Compared to what was available ten years ago, the modern HR and payroll systems available today are like upgrading from a Penny Farthing to a Ferrari.
But before we discard our Victorian cycling trousers and prepare to pull on a pair of posh leather driving gloves, there’s an issue we need to address.
Critical business decisions should be based on data. This is true in finance and marketing, where data practices are well matured.
In HR, business leaders also need quick, easy access to data and reporting tools. But a worryingly large number of organisations are hampered in this because of the way HR data systems are structured, with people data siloed and incompatible.
Similarly, information on various HR processes is necessarily recorded by different people across several locations. And while it’s undertaken with enthusiasm ranging from ‘begrudging compliance’, to ‘oh, sorry, we forgot again’, different variation and interpretations often creep in.
Incorrect Data for HR
This leads us to one of the most pressing problems facing HR today, dirty data.

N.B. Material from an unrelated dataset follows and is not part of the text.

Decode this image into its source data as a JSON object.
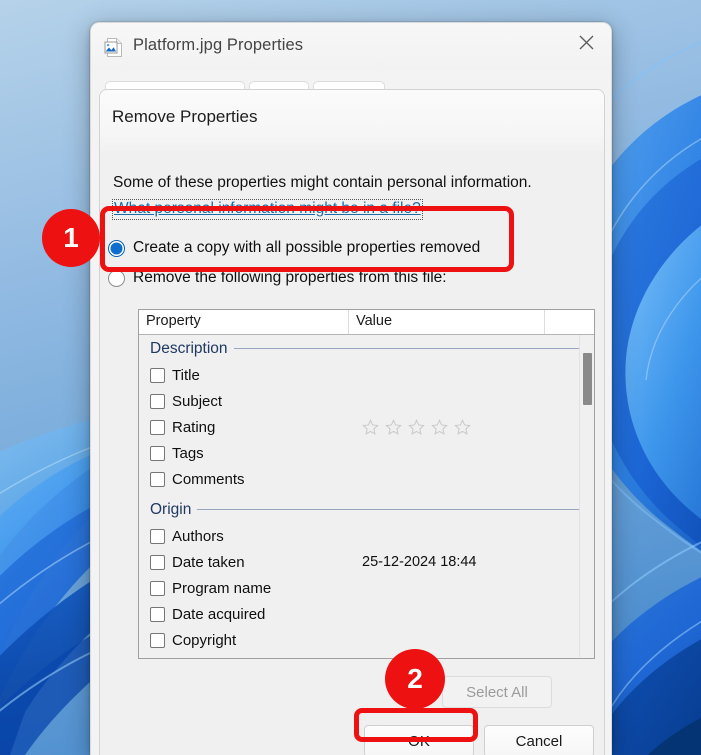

That is, missing data, inaccurate data, duplicate data.
Even with the most basic HR processes, untrustworthy, disparate data takes time to find and verify. Working with bad data makes everything take longer:
- Appraisal data sits inaccessible on a line manager’s laptop
- Absence records are held locally but don’t get updated on the central record
- Critical productivity information is lost or forgotten the moment a project is closed
And the cost of bad data today will compound as we move towards full digitisation. Analytics doesn’t work well with dirty data. After all, you can’t put diesel in a Ferrari.
What can we do?
How to get 'clean' HR data
Clean data is a product of a well-designed data system.
We travelled to Iraq to help an international security firm solve exactly this problem. They’d grown from a small operation to encompass multiple divisions, employing ex-military and police personnel in hostile environments. Each division operated its own system for tracking work, leave and pay, ranging from spreadsheets to whiteboards and Post It Notes.

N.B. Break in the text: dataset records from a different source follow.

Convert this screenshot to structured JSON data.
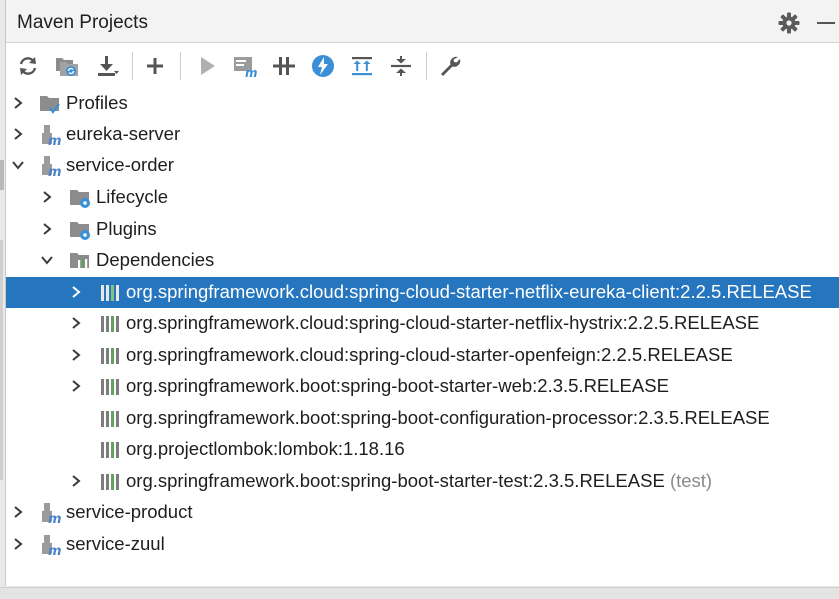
{
  "window": {
    "title": "Maven Projects"
  },
  "icons": {
    "settings": "gear-icon",
    "minimize": "minimize-icon",
    "project_folder": "maven-folder-icon",
    "dependency": "library-icon"
  },
  "colors": {
    "selection": "#2675bf",
    "run_disabled": "#b0b0b0",
    "lightning": "#3b8fd6",
    "maven_blue": "#4b84c9",
    "folder_grey": "#8c8c8c"
  },
  "toolbar": {
    "buttons": [
      {
        "name": "reimport-button",
        "icon": "refresh-icon"
      },
      {
        "name": "generate-sources-button",
        "icon": "folders-refresh-icon"
      },
      {
        "name": "download-button",
        "icon": "download-icon"
      },
      {
        "name": "add-project-button",
        "icon": "plus-icon"
      },
      {
        "name": "run-button",
        "icon": "play-icon"
      },
      {
        "name": "execute-goal-button",
        "icon": "maven-goal-icon"
      },
      {
        "name": "toggle-offline-button",
        "icon": "offline-icon"
      },
      {
        "name": "skip-tests-button",
        "icon": "lightning-icon"
      },
      {
        "name": "show-dependencies-button",
        "icon": "expand-all-icon"
      },
      {
        "name": "collapse-all-button",
        "icon": "collapse-all-icon"
      },
      {
        "name": "settings-button",
        "icon": "wrench-icon"
      }
    ]
  },
  "tree": {
    "profiles": "Profiles",
    "eureka_server": "eureka-server",
    "service_order": "service-order",
    "lifecycle": "Lifecycle",
    "plugins": "Plugins",
    "dependencies": "Dependencies",
    "deps": [
      "org.springframework.cloud:spring-cloud-starter-netflix-eureka-client:2.2.5.RELEASE",
      "org.springframework.cloud:spring-cloud-starter-netflix-hystrix:2.2.5.RELEASE",
      "org.springframework.cloud:spring-cloud-starter-openfeign:2.2.5.RELEASE",
      "org.springframework.boot:spring-boot-starter-web:2.3.5.RELEASE",
      "org.springframework.boot:spring-boot-configuration-processor:2.3.5.RELEASE",
      "org.projectlombok:lombok:1.18.16",
      "org.springframework.boot:spring-boot-starter-test:2.3.5.RELEASE"
    ],
    "test_scope": "(test)",
    "service_product": "service-product",
    "service_zuul": "service-zuul"
  }
}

Their ad-hoc approach had worked well in the past, but their growth meant that these systems had begun creating intense headaches for HR and payroll.
We consolidated their processes into a single data source, integrating workforce-planning, HR and payroll, accessible from anywhere.
But having a centrally located, universally accessible data system is no guarantee local HR teams will use it properly. What saved them hundreds of hours information-chasing, transferring and checking was thoughtful, user-centric system-design.
Is human error the problem?
Many businesses blame human error for their patchy data, which is right to an extent. If people could be trusted to adhere to complex data practices and manually enter or transfer data with no errors, much of the problem would go away.
People aren’t like that. If human error is a recurring problem in your data gathering, the problem may be the system. A streamlined, accessible, intuitive system, used by people who understand and appreciate its value, should yield comparatively clean, useful data.
A central HR function needs to collect certain data, but it would be a mistake to limit the scope of any new data system to just that. Ad-hoc systems of whiteboards and spreadsheets grow organically in response to need, and are often effective at ground level, despite the headaches they create further up the information chain.
Which was why it was so important we travel to Iraq to meet the people who would be using our client’s new system. We had to work out what all the Post It Notes and whiteboards used by regional teams were achieving and ensure that the new data system catered for these local needs in the same way it served central HR’s requirements.
A new data system isn’t an additional layer of admin that sits alongside the old ways of working. Local HR operatives manually transferring data once a month from a whiteboard to the central database is not a recipe for data integrity. No, the whiteboard must go. The objective being that the new system becomes the one stop shop for all employee data recording.